EAN-13 and EAN-8 are governed by GS1 and codified in ISO/IEC 15420; UPC-A and UPC-E are the North American subset of the same family, defined first by the Uniform Code Council in 1973. Code 128 (ISO/IEC 15417) is a high-density linear format with three subsets (A, B, C) for different character classes, ubiquitous in shipping and logistics. Code 39 (ISO/IEC 16388) is the older alphanumeric workhorse used by the US military and the automotive industry; it is less dense than Code 128 but easier to print on low-resolution equipment. ITF (Interleaved 2 of 5, ISO/IEC 16390) is a numeric-only format optimized for outer cartons. QR Code is ISO/IEC 18004, a two-dimensional symbology with up to four levels of Reed-Solomon error correction; the BarcodeDetector returns the decoded UTF-8 payload, not the raw bit stream.

Alternatives and when they beat this tool

The open-source zxing library (Java, ports to JS, Swift, Kotlin) is the long-standing decoder used by Android's pre-ML-Kit era and remains the right pick when you need offline decoding inside an app.

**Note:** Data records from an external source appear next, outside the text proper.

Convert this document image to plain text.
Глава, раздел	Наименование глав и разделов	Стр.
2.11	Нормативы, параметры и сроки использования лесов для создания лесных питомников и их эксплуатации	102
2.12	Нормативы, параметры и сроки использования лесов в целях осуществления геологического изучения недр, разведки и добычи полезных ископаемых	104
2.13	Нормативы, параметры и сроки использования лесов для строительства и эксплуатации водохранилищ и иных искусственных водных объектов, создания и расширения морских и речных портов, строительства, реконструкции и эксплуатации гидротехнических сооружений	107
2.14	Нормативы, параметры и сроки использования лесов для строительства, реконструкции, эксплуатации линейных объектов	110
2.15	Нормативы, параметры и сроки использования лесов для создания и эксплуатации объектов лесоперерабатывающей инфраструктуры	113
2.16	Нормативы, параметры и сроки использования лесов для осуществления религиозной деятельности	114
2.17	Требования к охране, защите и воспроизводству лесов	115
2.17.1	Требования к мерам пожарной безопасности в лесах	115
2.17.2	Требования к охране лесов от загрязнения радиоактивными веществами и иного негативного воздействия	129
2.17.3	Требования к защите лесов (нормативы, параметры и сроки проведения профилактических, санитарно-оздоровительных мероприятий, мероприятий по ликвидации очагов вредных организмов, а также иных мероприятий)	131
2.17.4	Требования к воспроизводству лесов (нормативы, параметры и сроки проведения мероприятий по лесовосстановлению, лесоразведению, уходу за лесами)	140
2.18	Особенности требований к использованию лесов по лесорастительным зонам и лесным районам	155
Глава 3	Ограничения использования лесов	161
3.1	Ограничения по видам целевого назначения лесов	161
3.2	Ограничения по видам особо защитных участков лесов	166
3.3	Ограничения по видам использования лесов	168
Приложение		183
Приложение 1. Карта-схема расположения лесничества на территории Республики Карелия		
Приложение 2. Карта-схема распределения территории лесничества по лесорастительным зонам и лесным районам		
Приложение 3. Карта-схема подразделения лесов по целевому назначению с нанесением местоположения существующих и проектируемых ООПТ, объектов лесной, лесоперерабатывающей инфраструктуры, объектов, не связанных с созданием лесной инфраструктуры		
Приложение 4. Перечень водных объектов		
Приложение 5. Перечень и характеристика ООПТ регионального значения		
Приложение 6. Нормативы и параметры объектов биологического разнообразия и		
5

The html5-qrcode npm package is a smaller alternative for in-page camera scanning when you want a single-format decode loop. ZBar is the C/CLI option that ships in Linux distros (apt install zbar-tools) and decodes from the command line: zbarimg label.jpg. iPhone and recent Android cameras decode QR codes directly without any tool. This page wins when you have an image already in your browser, do not want to install a CLI or app, and do not want to upload the image to a remote service like online-barcode-reader.inliteresearch.com.

Frequently Asked Questions

What barcode formats can this tool read?

The barcode reader supports EAN-13, EAN-8, UPC-A, UPC-E, Code 128, Code 39, QR Code, and ITF (Interleaved 2 of 5). These cover the most common barcode types found on retail products, shipping labels, and marketing materials.

Why does it say my browser is not supported?

This tool uses the BarcodeDetector API, which is currently available in Google Chrome 83+, Microsoft Edge 83+, and Opera 69+ on desktop and Android. Safari and Firefox do not yet support this API. Open the page in a supported browser to use the scanner.

Is my image uploaded to a server?

No. All barcode detection runs entirely in your browser using the built-in BarcodeDetector API. No images or data leave your device. The tool works offline once the page is loaded.

Can I scan multiple barcodes from one image?

Yes. If your image contains multiple barcodes, the tool will detect and display all of them. Each detected barcode is shown with its format type and decoded value, and you can copy each one individually.

What image formats are accepted?

You can upload PNG, JPEG, GIF, WebP, BMP, and SVG images. For best results, use a clear photo where the barcode is fully visible and not blurred. Higher resolution images generally produce better scanning accuracy.